ORCHESTRA GOLD: Dakan

ORCHESTRA GOLD: Dakan (Orchestra Gold)

Orchestra Gold nació en 2015 en Oakland, cuando el guitarrista Erich Huffaker y la cantante Mariam Diakite empezaron a grabar canciones sin demasiadas expectativas, descubriendo que aquella combinación improbable de ritmos africanos, riffs psicodélicos y espíritu de banda de directo tenía una química difícil de ignorar. Desde entonces lleva años persiguiendo una idea sencilla y ambiciosa a la vez: conectar el pulso de la música de Malí con la electricidad del rock psicodélico.

Ese propósito alcanza una de sus expresiones más claras en Dakan, un cuarto álbum que gira alrededor de dos conceptos: destino y deseo. Todo gravita alrededor del centro espiritual que le proporciona la voz de Mariam Diakite. La cantante utiliza el bambara y otras lenguas de África occidental para reflexionar sobre la idea de un propósito compartido, una noción muy presente en su propia biografía: emigrante, madre, artista y heredera de una tradición cultural que sigue marcando el rumbo de sus canciones.

La música funciona como un puente entre mundos.
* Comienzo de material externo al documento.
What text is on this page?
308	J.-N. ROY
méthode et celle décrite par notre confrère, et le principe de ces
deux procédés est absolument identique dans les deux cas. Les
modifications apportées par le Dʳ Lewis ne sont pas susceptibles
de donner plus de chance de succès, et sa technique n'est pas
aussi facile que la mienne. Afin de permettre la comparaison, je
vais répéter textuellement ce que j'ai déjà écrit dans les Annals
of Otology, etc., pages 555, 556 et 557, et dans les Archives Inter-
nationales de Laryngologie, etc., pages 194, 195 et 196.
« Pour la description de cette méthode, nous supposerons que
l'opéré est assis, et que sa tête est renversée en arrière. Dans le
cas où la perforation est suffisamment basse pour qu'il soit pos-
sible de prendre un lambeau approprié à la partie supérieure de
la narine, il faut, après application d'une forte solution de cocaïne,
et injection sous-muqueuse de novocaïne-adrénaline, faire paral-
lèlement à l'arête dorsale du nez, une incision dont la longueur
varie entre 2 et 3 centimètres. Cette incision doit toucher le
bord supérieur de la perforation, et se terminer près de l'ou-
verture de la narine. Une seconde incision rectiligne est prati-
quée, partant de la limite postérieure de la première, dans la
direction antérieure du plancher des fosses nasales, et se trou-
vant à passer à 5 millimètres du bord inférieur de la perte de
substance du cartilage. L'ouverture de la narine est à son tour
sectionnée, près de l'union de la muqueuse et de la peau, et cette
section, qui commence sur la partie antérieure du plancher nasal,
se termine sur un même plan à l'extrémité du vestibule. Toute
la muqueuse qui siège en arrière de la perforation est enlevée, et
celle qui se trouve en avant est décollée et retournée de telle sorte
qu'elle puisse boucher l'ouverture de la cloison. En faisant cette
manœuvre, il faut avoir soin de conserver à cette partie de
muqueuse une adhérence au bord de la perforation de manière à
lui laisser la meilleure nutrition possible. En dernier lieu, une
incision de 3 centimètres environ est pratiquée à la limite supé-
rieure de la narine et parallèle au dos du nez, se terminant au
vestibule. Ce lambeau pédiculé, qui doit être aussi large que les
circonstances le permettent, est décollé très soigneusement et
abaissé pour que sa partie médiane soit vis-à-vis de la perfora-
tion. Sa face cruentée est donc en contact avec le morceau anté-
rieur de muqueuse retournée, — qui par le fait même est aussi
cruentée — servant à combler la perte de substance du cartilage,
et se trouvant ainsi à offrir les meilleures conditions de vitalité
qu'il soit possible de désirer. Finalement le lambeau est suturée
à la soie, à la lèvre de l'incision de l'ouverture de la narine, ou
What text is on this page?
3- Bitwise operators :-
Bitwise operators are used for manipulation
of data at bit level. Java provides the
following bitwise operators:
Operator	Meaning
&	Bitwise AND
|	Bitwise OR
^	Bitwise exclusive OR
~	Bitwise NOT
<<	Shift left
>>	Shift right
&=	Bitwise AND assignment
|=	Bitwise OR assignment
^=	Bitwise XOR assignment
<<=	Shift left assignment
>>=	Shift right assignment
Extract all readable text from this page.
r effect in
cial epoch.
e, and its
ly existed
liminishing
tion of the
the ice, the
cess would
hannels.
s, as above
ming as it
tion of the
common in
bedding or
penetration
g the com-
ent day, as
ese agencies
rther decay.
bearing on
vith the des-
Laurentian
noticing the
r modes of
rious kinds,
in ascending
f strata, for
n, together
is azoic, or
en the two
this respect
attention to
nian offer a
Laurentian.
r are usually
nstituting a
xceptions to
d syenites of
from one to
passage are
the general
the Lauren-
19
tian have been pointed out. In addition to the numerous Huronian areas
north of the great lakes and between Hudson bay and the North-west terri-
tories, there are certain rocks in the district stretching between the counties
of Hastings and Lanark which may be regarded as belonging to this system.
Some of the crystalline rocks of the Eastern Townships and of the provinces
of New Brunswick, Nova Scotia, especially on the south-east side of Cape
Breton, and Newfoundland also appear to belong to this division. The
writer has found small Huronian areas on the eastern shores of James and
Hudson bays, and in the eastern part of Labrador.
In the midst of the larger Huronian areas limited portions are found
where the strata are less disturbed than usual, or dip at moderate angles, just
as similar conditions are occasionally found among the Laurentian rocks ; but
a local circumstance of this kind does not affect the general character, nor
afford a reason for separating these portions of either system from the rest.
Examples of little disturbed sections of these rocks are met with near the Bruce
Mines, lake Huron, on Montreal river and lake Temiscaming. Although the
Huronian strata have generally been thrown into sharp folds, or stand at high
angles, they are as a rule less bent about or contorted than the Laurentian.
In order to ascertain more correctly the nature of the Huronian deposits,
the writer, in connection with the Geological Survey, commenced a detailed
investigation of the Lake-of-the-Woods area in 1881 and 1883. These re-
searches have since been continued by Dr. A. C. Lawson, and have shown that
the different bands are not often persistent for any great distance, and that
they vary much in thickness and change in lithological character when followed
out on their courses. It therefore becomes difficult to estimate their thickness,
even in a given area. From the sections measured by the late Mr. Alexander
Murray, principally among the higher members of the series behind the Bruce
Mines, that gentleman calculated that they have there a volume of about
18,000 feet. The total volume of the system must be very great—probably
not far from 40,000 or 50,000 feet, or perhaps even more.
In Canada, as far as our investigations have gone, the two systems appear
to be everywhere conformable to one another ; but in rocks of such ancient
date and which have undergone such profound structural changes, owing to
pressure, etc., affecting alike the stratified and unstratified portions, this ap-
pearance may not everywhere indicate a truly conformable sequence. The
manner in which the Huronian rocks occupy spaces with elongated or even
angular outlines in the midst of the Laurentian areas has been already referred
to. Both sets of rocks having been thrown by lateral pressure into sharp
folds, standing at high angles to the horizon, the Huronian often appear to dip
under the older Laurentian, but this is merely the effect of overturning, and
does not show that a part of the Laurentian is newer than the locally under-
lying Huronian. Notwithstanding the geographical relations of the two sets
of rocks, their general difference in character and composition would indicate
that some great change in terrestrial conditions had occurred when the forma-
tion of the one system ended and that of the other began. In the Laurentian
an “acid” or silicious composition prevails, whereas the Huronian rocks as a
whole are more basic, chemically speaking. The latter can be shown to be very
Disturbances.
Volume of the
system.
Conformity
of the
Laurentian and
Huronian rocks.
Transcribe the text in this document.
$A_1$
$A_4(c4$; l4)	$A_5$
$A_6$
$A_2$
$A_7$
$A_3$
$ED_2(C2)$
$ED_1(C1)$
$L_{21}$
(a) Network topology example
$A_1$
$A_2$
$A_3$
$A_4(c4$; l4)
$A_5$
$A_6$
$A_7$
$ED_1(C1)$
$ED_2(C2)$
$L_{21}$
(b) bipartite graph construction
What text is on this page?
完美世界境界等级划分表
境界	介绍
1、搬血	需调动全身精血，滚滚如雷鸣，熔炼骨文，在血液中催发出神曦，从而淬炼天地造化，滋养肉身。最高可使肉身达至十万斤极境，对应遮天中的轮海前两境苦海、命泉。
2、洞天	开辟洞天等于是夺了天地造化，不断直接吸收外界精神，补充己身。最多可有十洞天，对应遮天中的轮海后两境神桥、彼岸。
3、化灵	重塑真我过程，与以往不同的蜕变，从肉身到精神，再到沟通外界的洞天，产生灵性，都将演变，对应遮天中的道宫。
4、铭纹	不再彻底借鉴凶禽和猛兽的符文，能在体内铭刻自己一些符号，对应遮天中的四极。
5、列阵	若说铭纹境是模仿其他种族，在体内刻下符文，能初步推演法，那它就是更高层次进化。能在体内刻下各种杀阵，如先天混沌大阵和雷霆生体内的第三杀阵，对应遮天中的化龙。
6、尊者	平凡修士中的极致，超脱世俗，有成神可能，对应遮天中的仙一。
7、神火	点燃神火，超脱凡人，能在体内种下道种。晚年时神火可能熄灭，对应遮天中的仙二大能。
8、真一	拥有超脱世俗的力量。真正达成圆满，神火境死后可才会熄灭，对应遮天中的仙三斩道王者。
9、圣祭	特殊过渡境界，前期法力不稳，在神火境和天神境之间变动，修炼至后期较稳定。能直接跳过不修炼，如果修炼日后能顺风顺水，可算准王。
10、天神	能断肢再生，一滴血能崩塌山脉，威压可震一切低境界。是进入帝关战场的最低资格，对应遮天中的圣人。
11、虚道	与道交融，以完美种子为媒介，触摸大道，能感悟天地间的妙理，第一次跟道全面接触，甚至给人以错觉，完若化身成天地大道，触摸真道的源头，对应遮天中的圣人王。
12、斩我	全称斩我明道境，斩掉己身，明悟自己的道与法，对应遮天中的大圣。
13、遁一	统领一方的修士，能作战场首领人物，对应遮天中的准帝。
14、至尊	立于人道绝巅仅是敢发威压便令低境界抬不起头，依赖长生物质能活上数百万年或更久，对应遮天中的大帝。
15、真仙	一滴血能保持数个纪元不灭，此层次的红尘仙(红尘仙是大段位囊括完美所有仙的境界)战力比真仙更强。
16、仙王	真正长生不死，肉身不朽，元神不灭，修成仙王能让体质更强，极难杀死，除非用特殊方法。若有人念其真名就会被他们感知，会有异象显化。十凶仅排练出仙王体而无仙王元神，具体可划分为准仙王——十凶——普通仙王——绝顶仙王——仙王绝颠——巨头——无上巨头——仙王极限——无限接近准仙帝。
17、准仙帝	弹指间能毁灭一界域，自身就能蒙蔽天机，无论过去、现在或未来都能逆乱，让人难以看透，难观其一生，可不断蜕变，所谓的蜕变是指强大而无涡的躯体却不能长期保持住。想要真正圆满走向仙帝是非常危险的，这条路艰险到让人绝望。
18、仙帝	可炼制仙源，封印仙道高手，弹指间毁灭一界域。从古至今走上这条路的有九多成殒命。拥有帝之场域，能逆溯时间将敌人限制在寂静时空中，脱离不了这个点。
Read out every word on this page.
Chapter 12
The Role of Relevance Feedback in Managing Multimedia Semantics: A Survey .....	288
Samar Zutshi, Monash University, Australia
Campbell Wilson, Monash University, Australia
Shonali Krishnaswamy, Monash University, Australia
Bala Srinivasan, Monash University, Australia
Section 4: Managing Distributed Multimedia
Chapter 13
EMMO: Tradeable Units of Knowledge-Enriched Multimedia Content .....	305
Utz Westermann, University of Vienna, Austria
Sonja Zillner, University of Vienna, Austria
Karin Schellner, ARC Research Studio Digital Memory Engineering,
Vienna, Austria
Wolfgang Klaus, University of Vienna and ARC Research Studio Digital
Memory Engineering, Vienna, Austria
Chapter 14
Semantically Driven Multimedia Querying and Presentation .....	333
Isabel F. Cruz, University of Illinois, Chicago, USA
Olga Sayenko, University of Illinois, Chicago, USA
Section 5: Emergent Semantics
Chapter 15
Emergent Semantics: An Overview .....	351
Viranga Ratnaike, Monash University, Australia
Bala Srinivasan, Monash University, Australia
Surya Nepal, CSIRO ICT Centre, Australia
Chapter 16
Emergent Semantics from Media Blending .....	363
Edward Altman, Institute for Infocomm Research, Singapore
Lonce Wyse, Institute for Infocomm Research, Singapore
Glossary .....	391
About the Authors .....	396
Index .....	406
Las guitarras eléctricas dibujan riffs largos y abrasivos mientras la sección rítmica mantiene un ritmo insistente que recuerda tanto al rock de garaje como a los patrones hipnóticos del Sahel, con una voz que empuja cada canción hacia algo que se parece bastante a la celebración. Sobre esa base, el grupo introduce metales, percusiones y melodías que remiten a la tradición de Malí, generando una mezcla que parece diseñada para el baile pero también para el trance colectivo.

Significativo resulta “Djama Ko”, donde la banda despliega una instrumentación exuberante: guitarras escurridizas, vientos que irrumpen como ráfagas y una sensación de viaje que recuerda a una caravana atravesando el desierto. En “Yayoroba”, en cambio, el protagonismo recae en los metales, que dialogan con el riff principal hasta desembocar en un solo de saxofón casi salvaje. También merecen atención “Diyanye Ko Te Sa” o “Baye Ass N’diaye”, una pieza esta que funciona como homenaje al maestro espiritual de Diakite y en la que reivindica una forma de religiosidad basada en la experiencia directa de lo divino más que en la rigidez doctrinal, una idea que bien podría extenderse al resto del disco.